The second one is not a bad translation,

it's just more verbose,

it has more unnecessary words.

But, if the algorithm has picked "Jane is" as the first two words,

because "going" is a more common English word,

probably the chance of "Jane is going," given the French input,

this might actually be higher than the chance of "Jane is

visiting," given the French sentence.

So, it's quite possible that if you just pick

the third word based on whatever maximizes the probability of just the first three words,

you end up choosing option number two.

But, this ultimately ends up resulting in a less optimal sentence,

in a less good sentence as measured by this model for p of y given

x.
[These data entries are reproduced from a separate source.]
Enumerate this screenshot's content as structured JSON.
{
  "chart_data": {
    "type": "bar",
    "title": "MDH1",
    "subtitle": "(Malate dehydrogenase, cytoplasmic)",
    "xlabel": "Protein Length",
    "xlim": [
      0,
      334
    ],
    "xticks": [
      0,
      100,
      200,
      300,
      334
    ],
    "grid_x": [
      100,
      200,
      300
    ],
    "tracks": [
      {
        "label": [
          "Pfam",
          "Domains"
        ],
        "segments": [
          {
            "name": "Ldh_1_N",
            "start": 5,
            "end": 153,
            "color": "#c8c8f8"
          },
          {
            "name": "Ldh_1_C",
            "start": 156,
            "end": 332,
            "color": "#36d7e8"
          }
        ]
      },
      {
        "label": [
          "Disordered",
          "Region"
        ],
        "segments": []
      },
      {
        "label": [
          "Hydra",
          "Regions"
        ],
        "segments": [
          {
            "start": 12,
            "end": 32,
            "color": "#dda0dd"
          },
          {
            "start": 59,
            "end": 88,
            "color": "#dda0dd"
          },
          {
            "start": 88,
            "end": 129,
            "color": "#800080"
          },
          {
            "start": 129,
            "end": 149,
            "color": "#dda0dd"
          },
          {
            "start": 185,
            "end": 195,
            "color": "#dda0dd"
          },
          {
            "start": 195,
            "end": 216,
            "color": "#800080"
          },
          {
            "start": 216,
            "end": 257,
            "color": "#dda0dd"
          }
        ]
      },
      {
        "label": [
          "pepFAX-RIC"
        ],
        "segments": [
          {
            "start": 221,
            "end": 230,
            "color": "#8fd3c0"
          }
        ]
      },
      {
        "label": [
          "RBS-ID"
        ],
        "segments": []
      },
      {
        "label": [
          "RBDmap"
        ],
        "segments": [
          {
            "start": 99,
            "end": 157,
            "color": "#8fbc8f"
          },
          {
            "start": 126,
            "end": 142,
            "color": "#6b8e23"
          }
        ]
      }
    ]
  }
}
I know this was may be a slightly hand-wavey argument,

but, this is an example of a broader phenomenon,

where if you want to find the sequence of words, y1, y2,

all the way up to the final word that together maximize the probability,

it's not always optimal to just pick one word at a time.

And, of course, the total number of combinations of

words in the English sentence is exponentially larger.

So, if you have just 10,000 words in a dictionary and if you're

contemplating translations that are up to ten words long,

then there are 10000 to the tenth possible sentences that are ten words long.

Picking words from the vocabulary size,

the dictionary size of 10000 words.

So, this is just a huge space of possible sentences,

and it's impossible to rate them all,

which is why the most common thing to do is use an approximate search out of them.

And, what an approximate search algorithm does,

is it will try,

it won't always succeed,

but it will to pick the sentence, y,

that maximizes that conditional probability.

And, even though it's not guaranteed to find the value of y that maximizes this,

it usually does a good enough job.

So, to summarize, in this video,

you saw how machine translation can be posed as a conditional language modeling problem.

But one major difference between this and

the earlier language modeling problems is rather

than wanting to generate a sentence at random,

you may want to try to find the most likely English sentence,

most likely English translation.

But the set of all English sentences of a certain length

is too large to exhaustively enumerate.

So, we have to resort to a search algorithm.

So, with that, let's go onto the next video where

you'll learn about beam search algorithm.